What the WCC gets right about the whole MIZ scheme is that it will raise housing prices. 

Every new MHA building will increase the cost of housing in Seattle

That, WCC, is absolutely true! And you ought tot be going after the organizations that are really pushing the MIZ scheme, non-profit housing developers that want the fees that will be collected by the upzones. 

Pedersen essentially recycles most of this language in his missive but in all caps says this,

VOICE YOUR CONCERN OVER POORLY PLANNED, PROFIT-DRIVEN UPZONES.

Poorly planned. Agreed. Profit driven? All I can do is point to the fact that we are opposed to MIZ and what the same “City Hall ideologues” who are pushing this horrible plan without any regard for the devastating consequences it will have on the housing economy in Seattle. The upzones are not profit driven from our perspective. We never asked for them! We weren’t in the room or represented when the Grand Bargain was signed. Let me remind the WCC and Pedersen what the Mayor, in an unscripted moment without legal advisors present, said about a year ago of the upzones:

The heart of HALA is you don’t get to develop housing in this city, multifamily housing, unless you build affordable housing as part of it. That is the key piece to it. We have developed . . . .We have grown as a city, but we have not grown affordably. What we are saying is, if you are going to build a multifamily unit in an urban village, you are going to build affordable housing, or you are going to pay penalties that will go into a fund for building affordable housing.

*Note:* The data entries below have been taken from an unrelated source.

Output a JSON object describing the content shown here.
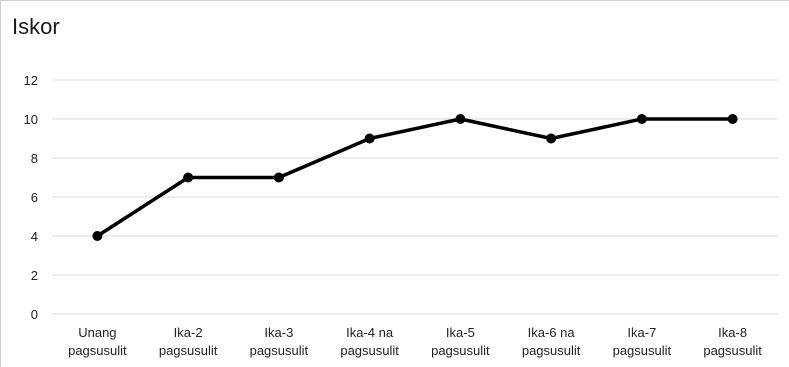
{
  "chart_data": {
    "type": "line",
    "title": "Iskor",
    "xlabel": "",
    "ylabel": "",
    "ylim": [
      0,
      12
    ],
    "yticks": [
      0,
      2,
      4,
      6,
      8,
      10,
      12
    ],
    "grid": true,
    "categories": [
      [
        "Unang",
        "pagsusulit"
      ],
      [
        "Ika-2",
        "pagsusulit"
      ],
      [
        "Ika-3",
        "pagsusulit"
      ],
      [
        "Ika-4 na",
        "pagsusulit"
      ],
      [
        "Ika-5",
        "pagsusulit"
      ],
      [
        "Ika-6 na",
        "pagsusulit"
      ],
      [
        "Ika-7",
        "pagsusulit"
      ],
      [
        "Ika-8",
        "pagsusulit"
      ]
    ],
    "series": [
      {
        "values": [
          4,
          7,
          7,
          9,
          10,
          9,
          10,
          10
        ]
      }
    ],
    "colors": {
      "line": "#000000",
      "grid": "#d9d9d9",
      "text": "#222222"
    }
  }
}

The Mayor is trying to penalize developers except for Vulcan and larger developers downtown who get to write a check and get on with their projects. Everyone else that builds housing in the city will be faced with, as I said above, infeasibility, uncertainty, and having to raise their prices to cover the costs of either upzones and inclusion or from the fees. And don’t forget the other winners in this are the non-profit developers at the Housing Development Consortium (HDC) that get those fees to build really expensive subsidized units with years long waiting lists. That’s the real giveaway here folks. 

So WCC et al, if you want to create some real discomfort, go after the organizations that signed the deal and want the cash. Those organizations (here’s a list of HDC members, and you’ll see many for profit banks, architects, and lawyers who profit from low income housing) are the ones that are pushing the whole MIZ effort along with Vulcan. We had nothing to do with it, and will likely eventually sue the City because MIZ is plainly an illegal, unauthorized tax on housing under RCW 82.02.020. This whole thing is a tragic waste of time. But don’t blame developers and builders. We had nothing to do with it.